# Fitness Center Occupancy Classification for Plumbing Fixtures



## fj80 (Sep 14, 2016)

I'm renovating and expanding an existing Fitness Center on the first floor of a 12-story apartment building. Code is IBC 2012. 

The new occupant load (using 50 sf/occupant for Exercise Rooms from Table 1004.1.2) is 44 occupants.

For determining the required plumbing fixture counts, do I consider the Fitness Center occupancy to be A-3, or B based on Section 303.1.1 Small buildings and tenant spaces? 303.1.1 says tenant spaces with an occupant load of less than 50 shall be classified as a Group B occupancy.

The local code official I talked to, who is the Fire Protection Manager, said I only needed to provide one single-user restroom for men and one for women, but I hadn't thought of this possibility of it being considered a B occupancy when I was speaking with him.

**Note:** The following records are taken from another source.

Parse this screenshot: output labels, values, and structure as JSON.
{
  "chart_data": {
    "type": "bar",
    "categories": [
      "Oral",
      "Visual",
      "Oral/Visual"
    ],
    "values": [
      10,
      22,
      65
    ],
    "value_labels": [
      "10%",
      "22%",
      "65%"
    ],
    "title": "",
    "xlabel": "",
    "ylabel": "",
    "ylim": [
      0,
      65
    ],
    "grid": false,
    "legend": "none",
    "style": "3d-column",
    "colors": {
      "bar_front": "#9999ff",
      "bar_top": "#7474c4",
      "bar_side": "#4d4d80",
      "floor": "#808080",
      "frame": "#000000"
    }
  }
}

B occupancy would require more fixtures.


----------



## mtlogcabin (Sep 14, 2016)

22 male and 22 female will meet the 1 per 25 if you install one single-user restroom for men and one for women in a "B" occupancy


----------



## fj80 (Sep 14, 2016)

Thank you, mtlogcabin. I was forgetting to divide my occupant in half. Whew!


----------



## JBI (Sep 14, 2016)

fj80 said:


> Thank you, mtlogcabin. I was forgetting to divide my occupant in half. Whew!

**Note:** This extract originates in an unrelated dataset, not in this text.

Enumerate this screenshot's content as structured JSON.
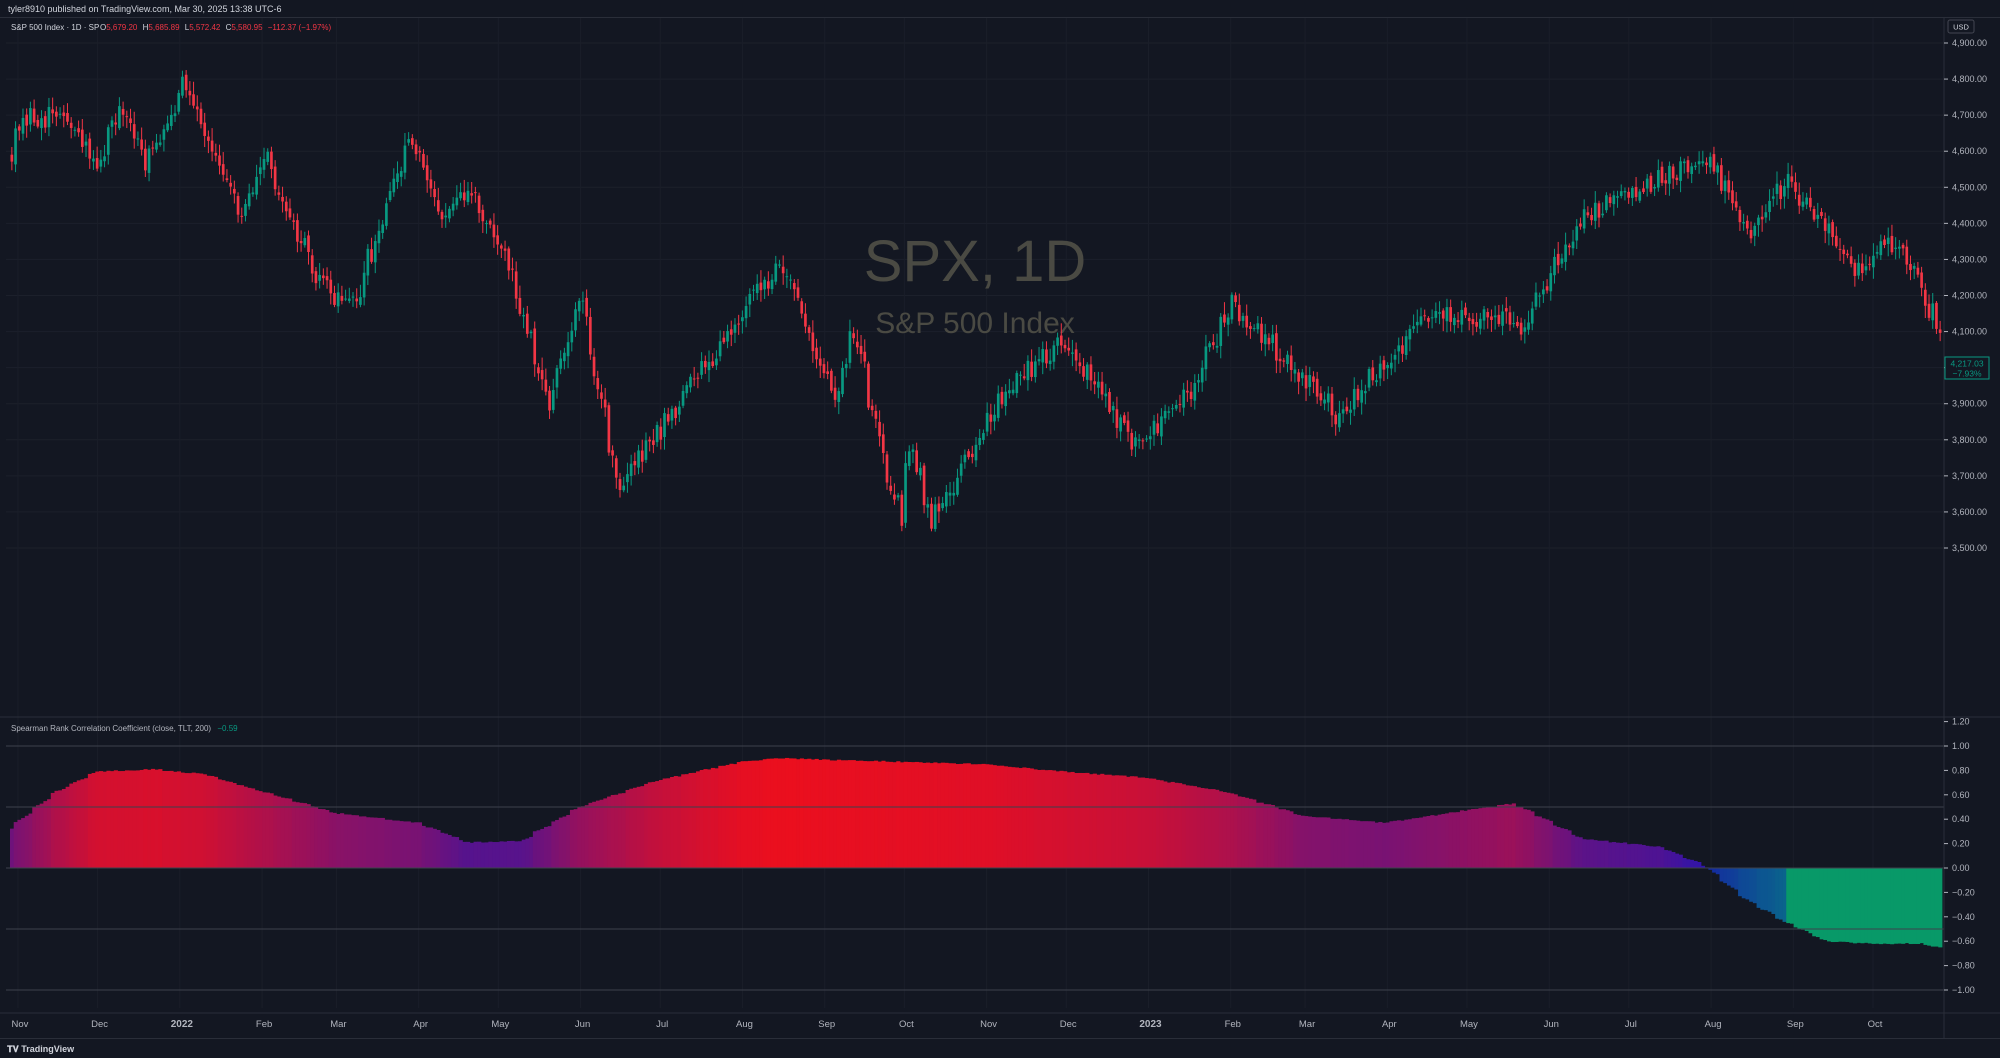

Always let the text send you to the tables.


----------



## JPohling (Sep 14, 2016)

In the California Plumbing Code there is an exception for B and M occupancies less than 50 to allow a single unisex restroom  CPC 422.2 exception 3.  Not sure if you have something like that?


----------



## Examiner (Sep 28, 2016)

Under 50-people for a space used for assembly/recreation is Business occupancy classification.  You will need to determine the plumbing fixture count on the use group of the space which is A-3 even though the major occupancy is Business.  I say this because the occupant load of each space is determined by the use group of that space.  The individual occupancy use of all the spaces determines the occupant load for the building.  For example you cannot say the entire building is a Group B classification and size its occupant load at 100-sf/person when the building also contains other rooms being used as different occupancy's; such as Storage, small meeting rooms, classroom (not Educational grades 1-12), laboratories etc.  The Table to determine occupant load for the room's intended use list the loading requirements.  You have to total all the different use groups to get the occupant load for egress and the toilet fixture count.  The Plumbing Code also addresses you have to round up the occupant load when you are dealing with a single occupant load but when you have multi occupant loads you can round up the accumulated total load of all the different use groups.  I have made spreadsheets for plumbing fixture counts when a building has a variety of different use groups.  But I have to do a spreadsheet also to determine the individual occupant loads for the different use groups to get my totals for each occupancy use group to use in the Plumbing fixture spread sheet.


----------



## Sifu (Nov 29, 2022)

When calculating the plumbing fixtures using the IPC for a fitness center (weights, cardio, yoga etc.) be considered a gymnasium, at 1/125 & 65, or a business at 1/25 for the first 50 then 1/50?


----------



## my250r11 (Dec 13, 2022)

I would use the load for that spaces use. if less than 50 then can be classified as a B but the use is still an assembly use for occupant load.


----------